Созвав связных, Хониев передал через них необходимые распоряжения командирам отделений, которые должны были выйти к Колотовке согласно последнему приказу комбата.
А самого его одолевали невеселые мысли… Да, попали они в переделку… Многие бойцы и командиры, столько лет служившие в армии, успевшие обрести за это время военное умение и сноровку, готовые защищать Родину, бить врага, сегодняшним утром погибли, не сделав и выстрела по фашистам… А он, Хониев, вынужден отбивать атаки немцев, мощные, беспрерывные, силами обескровленной роты, которую не поддерживают огнем ни пулеметы, ни артиллерия… И весь батальон понес невосполнимые потери, попал в окружение, расходует последние боеприпасы — без надежды заполучить новые, и Орлову приходится латать оборону то на том, то на другом участке.
Не от хорошей жизни перебросил он роту Хониева на берег Колотовки, ослабив позиции батальона вдоль дороги Марченки — Демидов и возложив на две роты, фактически — по числу бойцов — равные взводам, задачу почти неосуществимую: сдерживать напор противника, скопившегося слева, у дороги, и на том берегу речки…
Бойцы Хониева закрепились на берегу Колотовки, имея соседом справа третью роту.
Во время короткой передышки Хониев огляделся. На востоке небо шелково отливало такой чистой, глубокой лазурью, что Мутул долго не мог оторвать от него глаз. На западе же горизонт был окрашен в зловещие цвета, закат пылал, как накалившийся в печи антрацит; казалось, по небу струится густая багровая кровь…
«И небо ранено», — подумал Мутул.
Прикусив губу, он привстал на колено и, прижав приклад автомата к правой щеке, выпустил очередь по немецким цепям, залегшим на том берегу.
Тут же он услышал взволнованные крики бойцов:
— Товарищ лейтенант! Ложитесь! Ложитесь! Там у них снайперы!
Падая на бок, он краем глаза увидел, что на левом плече гимнастерка у него разодрана, клок сукна был выхвачен словно собачьими клыками.
«Ах, пуля-дура, ты укусить меня хотела? — усмехнулся Хониев, поглаживая плечо ладонью. — Ну нет, пуля, гибельная для меня, еще не отлита! Я еще должен рассчитаться с немчурой за всех убитых своих товарищей!»
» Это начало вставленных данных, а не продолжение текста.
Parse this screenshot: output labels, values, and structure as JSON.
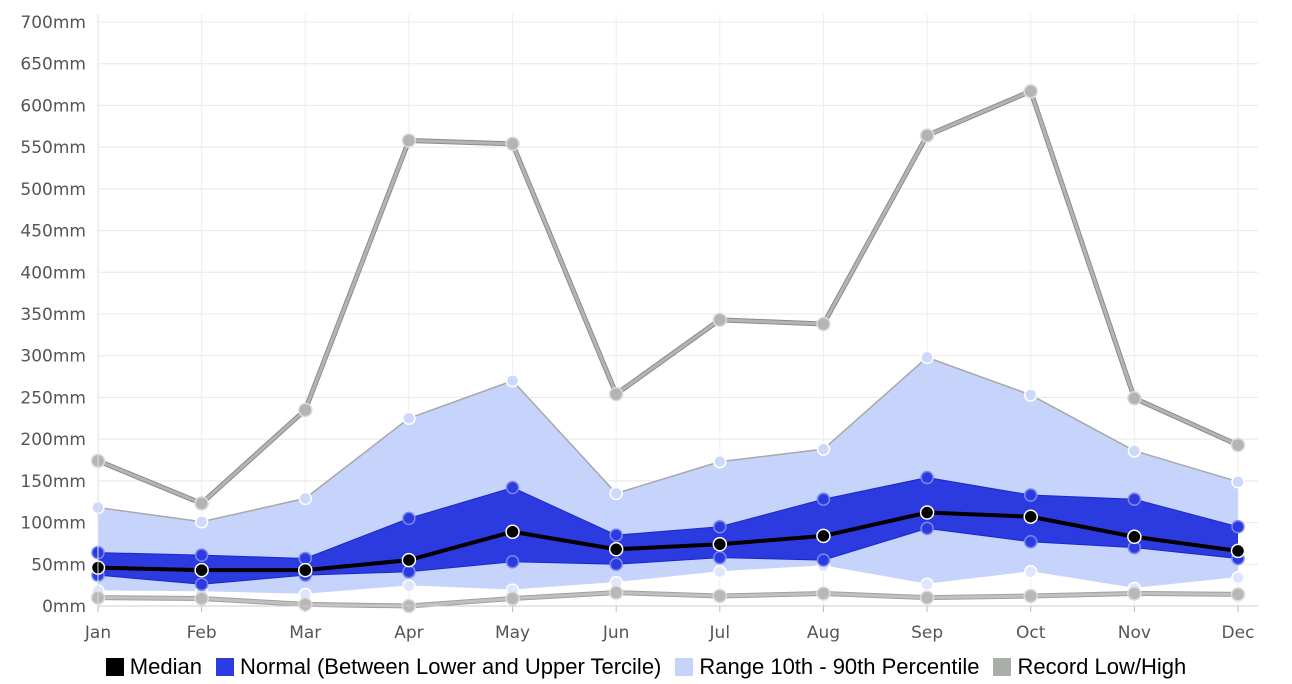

И он обратился к Токареву, лежавшему неподалеку:
— Андрей! Найди-ка и уничтожь фашистскую кукушку, которая пыталась меня клюнуть.
Токарев, кивнув, стал пристально всматриваться в даль, изучая на том берегу каждый кустик, каждый бугорок, каждую ложбинку, а Хониеву жестом показал, чтобы тот побыстрей переменил место. Мутул метнулся вправо и очутился в глубокой яме, напоминавшей старый заваленный колодец.
Потеряв из виду советского командира, фашистский снайпер забеспокоился, выглянул из своего укрытия; Токарев тотчас поймал его на мушку и, выстрелив, торжествующе воскликнул:
— Товарищ лейтенант, ваше приказание выполнено! Кукушке больше не куковать! Вылезайте из своей норы.
Он прокричал это по-калмыцки, и теплая волна омыла сердце лейтенанта.
Фашисты пока не наступали.
Хониев соображал: «Что бы это могло значить? С чего это немцы передышку нам дали? Может, поджидают, когда мы в атаку пойдем? И уж тогда тряхнут нас как следует… Или силы накапливают? Ждут подкреплений? Эх, пощипать бы их, пока эти подкрепления не подошли… Орлов говорил о минометчиках, они должны быть где-то рядом. Вот бы угостить фашистов досыта нашими минами, уж они бы поневоле угомонились».
И Хониев зычно, по-орловски, так, что его голос разнесся далеко вокруг, скомандовал:
— Минометчики! По врагу — огонь! Огонь!
Он был уверен, что по его команде тотчас полетят мины на тот берег Колотовки, земля вспухнет разрывами и немцам придется ой как туго!..
Но ни одной мины не упало на позиции врага.
— Минрота! — еще громче крикнул Хониев, напрягаясь, так, что лицо его сделалось красным, как спелая черешня. — Огонь! Огонь!
Полагая, что минометчики не слышат их командира, бойцы решили помочь лейтенанту, загалдели стаей весенних птиц:
— Эй, минометчики! Вы что, оглохли? Подсыпьте мин немчуре!
Рота пока не стреляла по фашистам, да и те прекратили стрельбу, прислушиваясь к крикам на противоположном берегу.